KONDOレーシングのサッシャ・フェネストラズが待望のスーパーフォーミュラ初優勝を飾った

 ともあれ、松下にペナルティが下されたわけだが、この裁定、『降格→審議→降格再決定』とウロウロした挙げ句、予選終了から5時間以上経った後に発表されている。

 過去はさておき、いまはルールに厳格に対処することが審査及び競技委員会のモットーであるならば、こんな単純な事例の裁定とその発表に5時間以上かかった理由がわからない。

 翌日の決勝では、スタートでトップに立ったサッシャ・フェネストラズ(22、KONDO)がSF初優勝を飾った。

 2位には予選から山本尚貴(33)と2台揃って復調ぶりをみせたナカジマ・レーシングの大湯都史樹(23)、3位には驚異的なタイムで4戦連続ポールポジションを獲得しながら、決勝でのスピード不足の解消まであと一歩の現王者・野尻智紀(32、無限)が入った。

 2度目のセーフティーカー中にタイヤ交換義務を終え、後はタイヤの状態と相談しながら集中力を切らすことなくゴールを目指した3台の走りは、観客の目には地味に映ったかもしれないが、それぞれ一瞬の気も抜けない攻防を展開していた。

 その点、見た目にも派手で見事なオーバーテイクで観客にアピールしたのが、予選16番手から7位となった平川と、同じく14番手から10位でポイントをゲットした笹原右京(26、無限)だった。

 スタートで4台を抜き、その後も機会を逃さず一発で仕留める平川の走りは『さすが!』のひと言だったし、予選を終えて「前回とはまったくの別人になっていた」と困惑ドップリだったマシンで果敢に攻め続け、貴重な1点を獲得した笹原の走りもまた、モータースポーツにおける良い意味のアグレッシブさを見やすい形で体現していたと思う。

 そんな実は見どころ満載の一戦で残念だったのは、SCが2度入ったことで53周の予定周回数のほぼ3分の1がパレード走行となり、最大延長時間が70分に達すると見込まれたレースが49周に短縮されたことだ。

 コースを飛び出したマシンの撤去、移動の作業が大変なことは筆者も重々承知している。
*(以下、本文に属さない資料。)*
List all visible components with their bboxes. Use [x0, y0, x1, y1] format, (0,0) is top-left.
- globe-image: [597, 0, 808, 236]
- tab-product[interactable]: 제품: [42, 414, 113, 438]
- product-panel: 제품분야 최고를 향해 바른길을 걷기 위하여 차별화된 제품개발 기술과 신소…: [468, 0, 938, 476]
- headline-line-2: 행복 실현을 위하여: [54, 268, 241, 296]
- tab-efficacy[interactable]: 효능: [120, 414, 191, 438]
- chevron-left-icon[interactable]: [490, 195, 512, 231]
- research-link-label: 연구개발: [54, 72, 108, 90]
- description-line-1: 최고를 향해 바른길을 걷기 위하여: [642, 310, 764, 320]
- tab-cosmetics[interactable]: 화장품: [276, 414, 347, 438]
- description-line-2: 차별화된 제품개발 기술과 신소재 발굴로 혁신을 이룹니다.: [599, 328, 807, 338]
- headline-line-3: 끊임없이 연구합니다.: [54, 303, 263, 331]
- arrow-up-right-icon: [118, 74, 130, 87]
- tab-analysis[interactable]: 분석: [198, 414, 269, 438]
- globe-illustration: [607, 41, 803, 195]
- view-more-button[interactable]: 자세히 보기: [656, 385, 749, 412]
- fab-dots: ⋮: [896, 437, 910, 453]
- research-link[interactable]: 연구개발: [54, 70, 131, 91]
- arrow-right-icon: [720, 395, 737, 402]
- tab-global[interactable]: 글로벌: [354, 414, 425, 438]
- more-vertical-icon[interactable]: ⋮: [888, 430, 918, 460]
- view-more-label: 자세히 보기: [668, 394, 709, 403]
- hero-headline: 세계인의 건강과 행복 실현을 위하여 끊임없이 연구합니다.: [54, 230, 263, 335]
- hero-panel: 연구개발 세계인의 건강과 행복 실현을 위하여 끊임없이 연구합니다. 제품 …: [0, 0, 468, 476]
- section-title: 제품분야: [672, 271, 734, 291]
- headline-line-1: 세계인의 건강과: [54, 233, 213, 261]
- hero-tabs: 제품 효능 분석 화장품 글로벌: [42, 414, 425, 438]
だがそもそも今回のレース、各コーナーに配置されたオフィシャルの人数が必要最低限というか不足気味な印象で、それについてはコロナ禍が続いていることもあり致し方ない面もあったと思う。

 だがアクシデントが頻発する1コーナーから2コーナーにかけての人員配置の少なさ、および撤去作業の段取りの悪さとなると話は別で、大クラッシュしたマシンの後片付けでもあるまいし、と突っ込まずにはいられない。

 大勢で迅速に作業が進められSC走行がもっと早く終わっていたら、レース後半がもっと引き締まった展開になったと想像できるだけに、時間のかかり過ぎた作業が恨めしい。私がチケット代を払った観客なら「53周全開のレースを見せんかっ!」とブチ切れているところだ。

 F1やWECを世界戦たらしめているのは、ドライバーやチームだけではなく、開催サーキットやレースを支える人々の仕事ぶりが質量ともに高いレベルで整っているからだ。

 ドライバーのレベルがいかに高くマシンの性能がどれだけ優れていても、それだけでレースのレベルが上がるわけではない。SFをもっと面白いレースにしたいのなら、モータースポーツがどのようにして成り立っているのか、いま一度、その足下の見直しを図っても良いのではなかろうか。